193 Salem St, Boston, MA 02113
Updated 2019

Old North Church is so deeply embedded in the American imagination for a certain midnight ride that few can confirm its flavor as Episcopalian or its proper name as Christ Church. Completed in 1723, it remains the oldest church building in Boston. The legendary “one if by land, two if by sea” steeple, funded by shipping merchants as a navigational aid, fell victim to hurricanes in 1804 and 1954. Its peal of eight bells cast in 1744—the first in British North America—survives. The gallery clock has been clearly visible to the preacher since 1726; the four statuettes were captured from a French ship in 1746.

Closed during the Revolution, at the heart of a neighborhood transformed by waves of immigrants during the 19th century, the church was extensively revised in 1912 but retains much of its original appearance. Remarkable for its airy lightness, the result of daringly high galleries and generous expanses of glass containing the largest panes technically possible at the time, the church’s elegant proportions compare favorably with the London designs of Christopher Wren.

Old North’s first organ was supplied in 1736 by a Newport, Rhode Island clockmaker, William Claggett. There is a sense this organ was imported, probably also second-hand. Thomas Johnston, among Boston’s earliest organ builders, was charged at the outset with the instrument’s care. He become sufficiently frustrated to build a replacement, in 1752, of two manuals and perhaps 12 stops. In 1801 William Goodrich releathered the bellows, adding bass pedal pipes and replacing all the others save Johnston’s Stopt Diapason. In 1821 Goodrich then built an entirely new instrument within Johnston’s case. This survived until a comprehensive rebuild by George Hutchings in 1884.

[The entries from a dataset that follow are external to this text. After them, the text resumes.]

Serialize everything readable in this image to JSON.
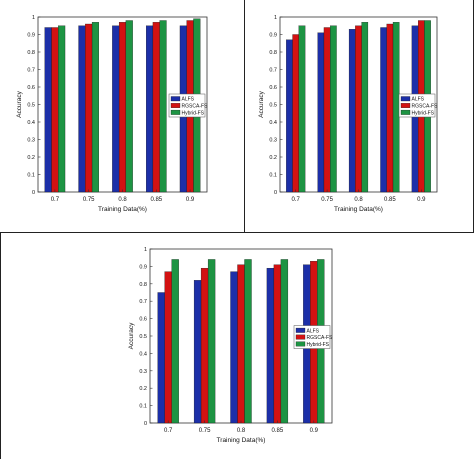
{
  "colors": {
    "alfs": "#1c2fa8",
    "rgsca": "#d31212",
    "hybrid": "#1d9443",
    "axis": "#333333",
    "frame": "#222222"
  },
  "chart_data": [
    {
      "type": "bar",
      "categories": [
        "0.7",
        "0.75",
        "0.8",
        "0.85",
        "0.9"
      ],
      "series": [
        {
          "name": "ALFS",
          "values": [
            0.94,
            0.95,
            0.95,
            0.95,
            0.95
          ]
        },
        {
          "name": "RGSCA-FS",
          "values": [
            0.94,
            0.96,
            0.97,
            0.97,
            0.98
          ]
        },
        {
          "name": "Hybrid-FS",
          "values": [
            0.95,
            0.97,
            0.98,
            0.98,
            0.99
          ]
        }
      ],
      "xlabel": "Training Data(%)",
      "ylabel": "Accuracy",
      "ylim": [
        0,
        1
      ],
      "yticks": [
        "0",
        "0.1",
        "0.2",
        "0.3",
        "0.4",
        "0.5",
        "0.6",
        "0.7",
        "0.8",
        "0.9",
        "1"
      ],
      "legend": "right",
      "grid": false
    },
    {
      "type": "bar",
      "categories": [
        "0.7",
        "0.75",
        "0.8",
        "0.85",
        "0.9"
      ],
      "series": [
        {
          "name": "ALFS",
          "values": [
            0.87,
            0.91,
            0.93,
            0.94,
            0.95
          ]
        },
        {
          "name": "RGSCA-FS",
          "values": [
            0.9,
            0.94,
            0.95,
            0.96,
            0.98
          ]
        },
        {
          "name": "Hybrid-FS",
          "values": [
            0.95,
            0.95,
            0.97,
            0.97,
            0.98
          ]
        }
      ],
      "xlabel": "Training Data(%)",
      "ylabel": "Accuracy",
      "ylim": [
        0,
        1
      ],
      "yticks": [
        "0",
        "0.1",
        "0.2",
        "0.3",
        "0.4",
        "0.5",
        "0.6",
        "0.7",
        "0.8",
        "0.9",
        "1"
      ],
      "legend": "right",
      "grid": false
    },
    {
      "type": "bar",
      "categories": [
        "0.7",
        "0.75",
        "0.8",
        "0.85",
        "0.9"
      ],
      "series": [
        {
          "name": "ALFS",
          "values": [
            0.75,
            0.82,
            0.87,
            0.89,
            0.91
          ]
        },
        {
          "name": "RGSCA-FS",
          "values": [
            0.87,
            0.89,
            0.91,
            0.91,
            0.93
          ]
        },
        {
          "name": "Hybrid-FS",
          "values": [
            0.94,
            0.94,
            0.94,
            0.94,
            0.94
          ]
        }
      ],
      "xlabel": "Training Data(%)",
      "ylabel": "Accuracy",
      "ylim": [
        0,
        1
      ],
      "yticks": [
        "0",
        "0.1",
        "0.2",
        "0.3",
        "0.4",
        "0.5",
        "0.6",
        "0.7",
        "0.8",
        "0.9",
        "1"
      ],
      "legend": "right",
      "grid": false
    }
  ]
}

The 1958 Schlicker organ came at the behest of organist William MacGowan. Edward Gammons served as consultant, the stoplist developed by Hermann Schlicker and E. Power Biggs in consultation with Gammons. Biggs played the dedication. (MacGowan would move on to prominent positions at All Saints, Pasadena and Bethesda-by-the-Sea, Palm Beach, procuring a Schlicker organ for each in turn.) The Old North Schlicker, mechanical-action using the old chests, arrived the same year as Biggs’ Flentrop at Harvard’s Busch Reisinger Museum. While each came from a different universe than the city’s prevailing Aeolian-Skinners or the Holtkamps at the Massachusetts Institute of Technology, eventually it was the Flentrop that drove the tastes and trends to come — the spiritual forebear of a tracker revival that, in turn, produced Old North’s current organ. A. David Moore’s considerable two-manual tracker of 1991 is not strict revival organ, but rather a contemporary interpretation of Colonial organ building. Respecting the organ’s original proportions (and lack of space), Op. 20’s Pedal basses are visible to either side of the handsomely renovated casework.